Thread: On query rewrite
Hackers Are there any default query rewrite rules that kick in, in the absence of any user-defined RULE or VIEW ? Also, is there any place that lists any "interesting" query rewrite that PG does on queries for perf. improvement ? For instance, in the presence of a view or a subquery, does PG do a subquery to join transformation ? Thanks ! -- Pip-pip Sailesh http://www.cs.berkeley.edu/~sailesh
On Thu, May 27, 2004 at 05:14:48PM -0700, Sailesh Krishnamurthy wrote: > Are there any default query rewrite rules that kick in, in the absence > of any user-defined RULE or VIEW ? > > Also, is there any place that lists any "interesting" query rewrite > that PG does on queries for perf. improvement ? > > For instance, in the presence of a view or a subquery, does PG do a > subquery to join transformation ? Yes, there are transformations of this sort, but they are not called query rewrite in the code's terminology, but "optimization" -- rewrite (rules and views) happens to the parsed statement, and the optimizer works on the output of rewriting. So actually the optimizations happen whether there were or not rules or views. The query's path is SQL -> parse -> rewrite -> optimize -> execute -- Alvaro Herrera (<alvherre[a]dcc.uchile.cl>) "El número de instalaciones de UNIX se ha elevado a 10, y se espera que este número aumente" (UPM, 1972)

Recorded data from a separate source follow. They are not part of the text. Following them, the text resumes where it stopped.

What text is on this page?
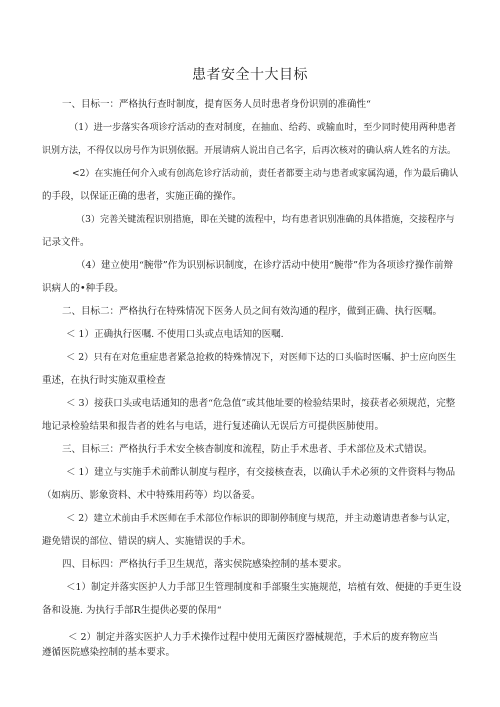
患者安全十大目标
一、目标一：严格执行查时制度，提育医务人员时患者身份识别的准确性“
（1）进一步落实各项诊疗活动的查对制度，在抽血、给药、或输血时，至少同时使用两种患者
识别方法，不得仅以房号作为识别依据。开展请病人说出自己名字，后再次核对的确认病人姓名的方法。
<2）在实施任何介入或有创高危诊疗活动前，责任者都要主动与患者或家属沟通，作为最后确认
的手段，以保证正确的患者，实施正确的操作。
（3）完善关键流程识别措施，即在关键的流程中，均有患者识别准确的具体措施，交接程序与
记录文件。
（4）建立使用“腕带”作为识别标识制度，在诊疗活动中使用“腕带”作为各项诊疗操作前辩
识病人的•种手段。
二、目标二：严格执行在特殊情况下医务人员之间有效沟通的程序，做到正确、执行医嘱。
＜ 1）正确执行医嘱. 不使用口头或点电话知的医嘱.
＜ 2）只有在对危重症患者紧急抢救的特殊情况下，对医师下达的口头临时医嘱、护士应向医生
重述，在执行时实施双重检查
＜ 3）接获口头或电话通知的患者“危急值”或其他址要的检验结果时，接获者必须规范，完整
地记录检验结果和报告者的姓名与电话，进行复述确认无误后方可提供医肺使用。
三、目标三：严格执行手术安全核杳制度和流程，防止手术患者、手术部位及术式错误。
＜ 1）建立与实施手术前酢认制度与程序，有交接核查表，以确认手术必须的文件资料与物品
（如病历、影象资料、术中特殊用药等）均以备妥。
＜ 2）建立术前由手术医师在手术部位作标识的即制停制度与规范，并主动邀请患者参与认定，
避免错误的部位、错误的病人、实施错误的手术。
四、目标四：严格执行手卫生规范，落实侯院感染控制的基本要求。
＜1）制定并落实医护人力手部卫生管理制度和手部聚生实施规范，培植有效、便捷的手更生设
备和设施. 为执行手部R生提供必要的保用“
＜ 2）制定并落实医护人力手术操作过程中使用无菌医疗器械规范，手术后的废弃物应当
遵循医院感染控制的基本要求。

>>>>> "Alvaro" == Alvaro Herrera <alvherre@dcc.uchile.cl> writes: >> For instance, in the presence of a view or a subquery, does PG >> do a subquery to join transformation ? Alvaro> Yes, there are transformations of this sort, but they are Alvaro> not called query rewrite in the code's terminology,but Alvaro> "optimization" -- rewrite (rules and views) happens to the Alvaro> parsed statement, and theoptimizer works on the output of Alvaro> rewriting. So actually the optimizations happen whether Alvaro> there wereor not rules or views. Interesting .. so these are rule-based then ? Not cost-based ? I understand that there is a cost-based optimizer anyway that does the planning and selects the right plan .. but does this come _after_ all these transformations ? Or does it happen along with the transformations ? Alvaro> The query's path is SQL -> parse -> rewrite -> optimize -> Alvaro> execute Can you please point me to the code that indeed does such transformations ? -- Pip-pip Sailesh http://www.cs.berkeley.edu/~sailesh
On Thu, May 27, 2004 at 06:27:47PM -0700, Sailesh Krishnamurthy wrote: > >>>>> "Alvaro" == Alvaro Herrera <alvherre@dcc.uchile.cl> writes: > > >> For instance, in the presence of a view or a subquery, does PG > >> do a subquery to join transformation ? > > Alvaro> Yes, there are transformations of this sort, but they are > Alvaro> not called query rewrite in the code's terminology, but > Alvaro> "optimization" -- rewrite (rules and views) happens to the > Alvaro> parsed statement, and the optimizer works on the output of > Alvaro> rewriting. So actually the optimizations happen whether > Alvaro> there were or not rules or views. > > Interesting .. so these are rule-based then ? Not cost-based ? > I understand that there is a cost-based optimizer anyway that does the > planning and selects the right plan .. but does this come _after_ all > these transformations ? Or does it happen along with the > transformations ? No, there's no rules optimizer, only the cost-based one you already know of. > Alvaro> The query's path is SQL -> parse -> rewrite -> optimize -> > Alvaro> execute > > Can you please point me to the code that indeed does such > transformations ? Sorry, I don't know the optimizer code. You can find a lot of detail in backend/optimizer/README. Probably you want to look at what happens to JOIN_IN nodes, for example, regarding the conversion of a WHERE foo IN (SELECT bar FROM ...) into some kind of join. -- Alvaro Herrera (<alvherre[a]dcc.uchile.cl>) "La espina, desde que nace, ya pincha" (Proverbio africano)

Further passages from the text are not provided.